Composition for Violin and Voices (Male) est la plus grande installation qu’ait jamais réalisée John Baldessari. En 1987, cette pièce de John Baldessari incarne avec quelques autres le projet muséographique en devenir du musée de Lyon : Zero & Non de Joseph Kosuth, produite en 1985 (3) et Des masses de métal… , de Lawrence Weiner (4) toutes deux acquises en 1985, Triangle with Circular Inserts, variation B, (4) coproduite en collaboration avec l'Institut d'Art Contemporain de Villeurbanne et acquise en 1991. L’artiste s’engageait au moment de l'acquisition à conserver la monumentalité de la pièce qu’il réajusta cependant, l’adaptant à l’espace intérieur du Musée de Lyon, qui est conçu - et c'est unique en Europe - pour s'adapter aux œuvres les plus inattendues.

Tout à la fois exposition conservée, œuvre de collection et synthèse métonymique du propos de son créateur, Composition For Violin and Voices (Male) a été exposée au Magasin à Grenoble du 2 mai au 28 juin 1987, puis au Musée d'Art Contemporain de Lyon du 9 juin au 17 septembre 1987, dans une configuration proche où seule l'image du violon (4,54 x 9,92 m) initialement disposée sur une surface courbe a retrouvé sa planéité.

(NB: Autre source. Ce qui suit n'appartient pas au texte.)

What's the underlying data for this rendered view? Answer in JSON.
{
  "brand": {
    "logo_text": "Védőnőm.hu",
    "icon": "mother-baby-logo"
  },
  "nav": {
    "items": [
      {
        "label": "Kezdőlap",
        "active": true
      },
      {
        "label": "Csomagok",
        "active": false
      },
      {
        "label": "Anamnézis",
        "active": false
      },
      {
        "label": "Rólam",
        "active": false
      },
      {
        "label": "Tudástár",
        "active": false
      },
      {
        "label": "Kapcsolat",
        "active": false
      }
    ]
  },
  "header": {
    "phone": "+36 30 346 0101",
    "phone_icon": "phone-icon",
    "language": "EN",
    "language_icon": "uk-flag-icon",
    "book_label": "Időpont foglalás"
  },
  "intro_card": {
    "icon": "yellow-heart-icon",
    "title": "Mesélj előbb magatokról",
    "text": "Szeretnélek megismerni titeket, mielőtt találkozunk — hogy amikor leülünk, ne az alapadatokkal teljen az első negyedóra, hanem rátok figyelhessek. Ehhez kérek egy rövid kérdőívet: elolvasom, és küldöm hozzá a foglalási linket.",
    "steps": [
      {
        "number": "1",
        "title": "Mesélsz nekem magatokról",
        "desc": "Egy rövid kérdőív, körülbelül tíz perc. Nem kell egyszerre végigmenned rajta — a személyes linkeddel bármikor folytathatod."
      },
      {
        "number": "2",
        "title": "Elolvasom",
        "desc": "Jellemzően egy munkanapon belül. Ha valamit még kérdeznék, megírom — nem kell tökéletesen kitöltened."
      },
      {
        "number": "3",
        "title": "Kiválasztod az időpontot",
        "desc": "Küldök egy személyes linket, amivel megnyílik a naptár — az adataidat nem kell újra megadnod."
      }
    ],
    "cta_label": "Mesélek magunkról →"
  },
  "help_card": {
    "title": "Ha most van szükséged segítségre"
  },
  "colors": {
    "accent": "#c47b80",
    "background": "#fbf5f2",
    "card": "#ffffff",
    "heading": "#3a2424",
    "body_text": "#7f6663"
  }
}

L'œuvre de John Baldessari, Composition for Violin and Voices (Male), 1987 est reproduite dans le catalogue Collection 1987, Musée d'Art Contemporain de Lyon, 1987 et dans le livret La collection : installations - L'exotisme sans partage, Musée d'Art contemporain de Lyon, 2000, disponibles à la boutique du Musée.

 

(1): Les œuvres de George Maciunas, Dick Higgins, Emmett Williams et Allan Kaprow entrent dans la collection en 1995, 1996 et 1998.

(2) : Ces tableaux-textes sur fond monochrome présentaient le plus souvent une phrase ou un commentaire ayant trait à l'art.

(3) : Il s'agit des prémices de ce qui sera connu plus tard sous le terme "d'art conceptuel". Joseph Kosuth est représenté dans la collection par N'importe quelle vitre de …à placer contre n'importe quel mur…, 1966, Zero & Non , 1985, et Cathexis n°4, 1984 entrées dans la collection en 1985.

(4) : Les œuvres de tous ces artistes figurent dans la collection : D. Graham, Triangle with circular Inserts, Variation B, 1991, acquise en 1991, R. Barry, Love To, 1984, acquise en 1984, D. Huebler, Duration Piece #8 (Torino), 1969, Variable Piece #1 (Paris), 1970 et Crocodile Tears II : the great Corrector (Mondrian III), 1989, en 1990, L. Weiner, Des masses de métal…, 1985, et Flour & Water (+) (-) Sugar & Salt, 1991, en 1985 et 1996. Pour J. Kosuth, voir la note précédente.